PROJET DE LOI DE PROGRAMMATION POUR LA JUSTICE 2018-2022 : entre absence de démonstration et oubli des SPIP

Le 20 avril 2018, le projet de loi de programmation et de réforme pour la justice était présenté en conseil des Ministres après six mois de consultation dans le cadre des cinq chantiers justice. Comme nous l’avons déjà exposé dans notre contribution en date du 14 avril 2018, le projet de loi tel qu’envisagé ajoute un degré de complexité en changeant simplement la dénomination de dispositifs déjà existants.

Néanmoins, l’étude d’impact accompagnant le dit projet en date du 23 avril 2018 ne fait que confirmer notre incompréhension face à la lecture d’une justice plus efficace du Ministère !

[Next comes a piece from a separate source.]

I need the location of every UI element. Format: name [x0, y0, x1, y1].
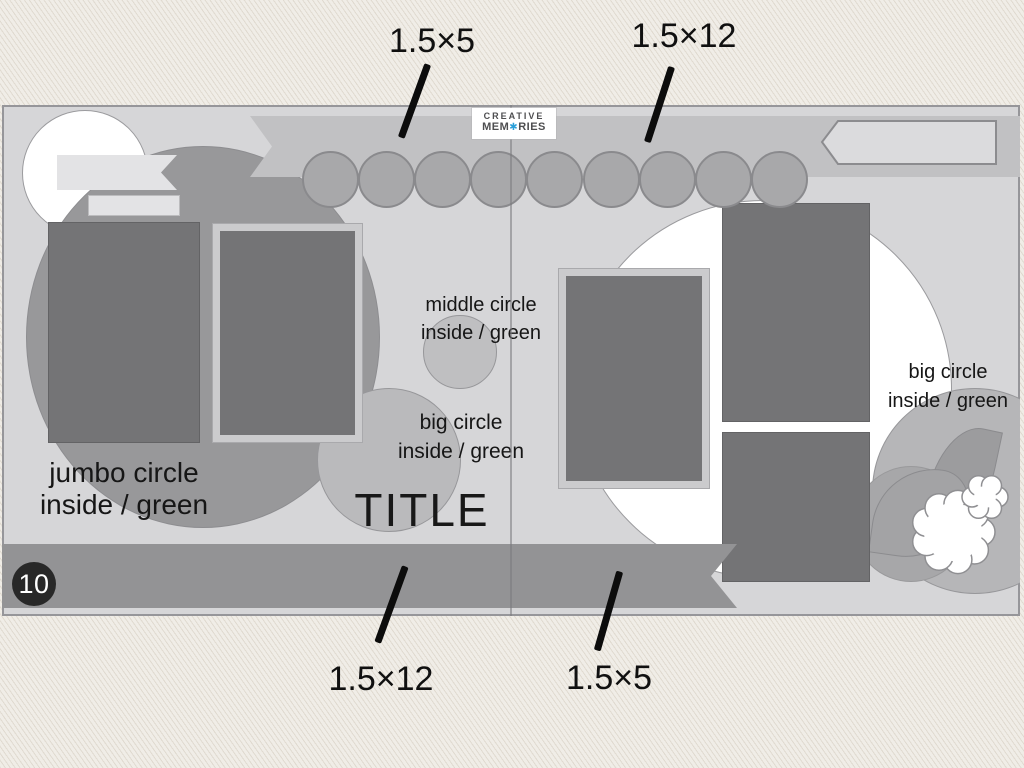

Et quelle incompréhension de constater qu’il n’y a aucune donnée analytique concernant les conséquences de ce projet de loi… Les objectifs sont simplement annoncés sans étude probante et chiffrée.

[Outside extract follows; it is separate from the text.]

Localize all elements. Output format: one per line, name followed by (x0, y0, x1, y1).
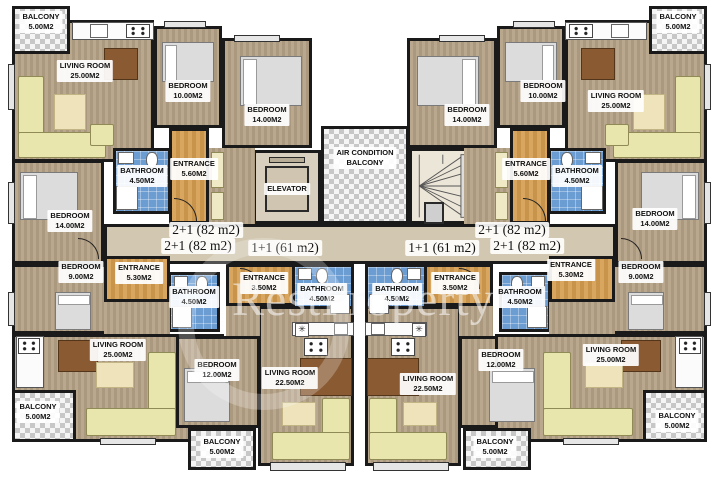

Exemple : « Les propositions issues du cinquième chantier de la justice portant sur le sens et l’efficacité des peines ont pour objectif de redonner du sens à la peine, en la rendant plus lisible, et à renforcer son efficacité, en favorisant sa mise à exécution rapide, tout en préservant sa nécessaire individualisation ». Pour satisfaire à cet objectif, l’étude d’impact écarte certaines « options » en se basant sur des justifications aisées et non mesurées. Il en va malheureusement ainsi de l’ajournement de la peine systématique qui doublerait le nombre d’audiences correctionnelles et de la reconnaissance d’une peine de probation. Sur ce dernier point, la contrainte pénale n’a pas « absorbé » le sursis mise à l’épreuve dans la mesure où cette « solution présente l’inconvénient de faire disparaître un dispositif ancien, bien connu et bien appliqué par la juridictions, puisque plus de 80 000 sursis avec mise à l’épreuve et sursis travail d’intérêt général sont prononcés chaque année 3 ».

La preuve du maintien de l’existant parce qu’il existe, du surcroît en masse, n’illustre rien d’autre que l’absence de vision éclairée d’une politique d’exécution des peines efficace pour lutter contre la récidive et la surpopulation carcérale dont les coûts sont majeurs tant du point de vue des deniers publics que du point de vue de la sécurité publique !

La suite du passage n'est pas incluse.